The IBR process, on the other hand, is designed to solve billing disputes, rather than medical disputes. If a medical provider, copy service, interpreting service, or other service, disagrees with the payment they receive for services rendered, they can request a second review of the bill. If the provider disagrees with the results of the second review, then the provider can request IBR through the DWC.
Application Fees and Malpractice Worries: Why IMR Is Much More Common Than IBR
To understand why IMR occurs much more often than IBR, consider both processes. IMR is conducted in response to a UR provider’s denial or modification of a treatment request. It makes sense that many injured workers who find their treatment denied will request IMR.
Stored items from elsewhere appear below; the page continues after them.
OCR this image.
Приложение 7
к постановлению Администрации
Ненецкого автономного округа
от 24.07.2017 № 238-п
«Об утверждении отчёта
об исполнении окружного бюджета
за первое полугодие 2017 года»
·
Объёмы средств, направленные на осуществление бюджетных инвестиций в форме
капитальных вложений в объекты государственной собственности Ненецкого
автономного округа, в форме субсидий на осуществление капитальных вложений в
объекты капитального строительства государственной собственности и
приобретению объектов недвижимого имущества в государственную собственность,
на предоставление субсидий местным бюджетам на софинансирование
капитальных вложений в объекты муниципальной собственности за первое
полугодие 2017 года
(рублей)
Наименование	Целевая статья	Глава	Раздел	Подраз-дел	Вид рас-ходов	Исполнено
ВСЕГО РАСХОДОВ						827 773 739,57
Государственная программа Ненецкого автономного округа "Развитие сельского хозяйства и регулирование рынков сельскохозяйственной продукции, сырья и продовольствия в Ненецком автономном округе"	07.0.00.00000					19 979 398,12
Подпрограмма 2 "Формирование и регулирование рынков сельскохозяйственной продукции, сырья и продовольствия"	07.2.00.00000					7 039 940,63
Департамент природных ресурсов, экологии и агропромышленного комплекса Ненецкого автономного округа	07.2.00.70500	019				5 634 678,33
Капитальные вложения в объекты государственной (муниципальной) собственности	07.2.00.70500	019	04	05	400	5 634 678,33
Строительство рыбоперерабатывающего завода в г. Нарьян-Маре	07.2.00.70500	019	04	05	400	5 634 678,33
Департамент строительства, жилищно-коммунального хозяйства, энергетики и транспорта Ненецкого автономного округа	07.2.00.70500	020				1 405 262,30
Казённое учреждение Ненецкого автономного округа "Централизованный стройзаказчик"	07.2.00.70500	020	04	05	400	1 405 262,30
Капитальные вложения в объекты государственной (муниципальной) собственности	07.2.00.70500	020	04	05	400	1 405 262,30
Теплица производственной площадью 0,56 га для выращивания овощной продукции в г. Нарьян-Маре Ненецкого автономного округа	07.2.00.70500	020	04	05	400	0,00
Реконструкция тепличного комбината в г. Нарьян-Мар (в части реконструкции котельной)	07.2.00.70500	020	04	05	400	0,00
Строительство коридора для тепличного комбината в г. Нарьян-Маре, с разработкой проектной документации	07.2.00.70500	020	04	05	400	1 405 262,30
IBR is conducted in response to billing disputes and can only be requested after a claims administrator reviews a bill for the second time. The second review sometimes resolves billing disputes, rendering IBR unnecessary. Moreover, IBR costs money — $250 for each IBR claim. This may dissuade many from requesting IBR. IMR, on the other hand, is free for injured workers; the insurance carrier is required to pay the IMR costs. Thus, injured workers often have little or no reason not to pursue IMR when treatment requests are denied.
Another compelling factor is that applicant attorneys are required by law to act in the best interests of their injured worker clients. This usually means that in the event of adverse treatment decisions by UR providers, they must request IMR on behalf of injured workers. If an attorney fails to request IMR, she could potentially be liable for legal malpractice and could face serious consequences. There is no analogous malpractice threat in cases involving IBR. The only consequence of a provider not requesting IBR is that the provider’s bill will not be paid. Thus, it makes sense that so many more IMR claims occur each year: applicant attorneys often believe they have to file those claims.
SB 863 brought about massive reforms. And the impact of many of the reforms was not easy to predict; hindsight is always 20/20. But given the motivations for requesting IMR and IBR, as well as the costs, rules and regulations surrounding each process, the DWC should probably have anticipated that there would be more IBR claims than IMR claims.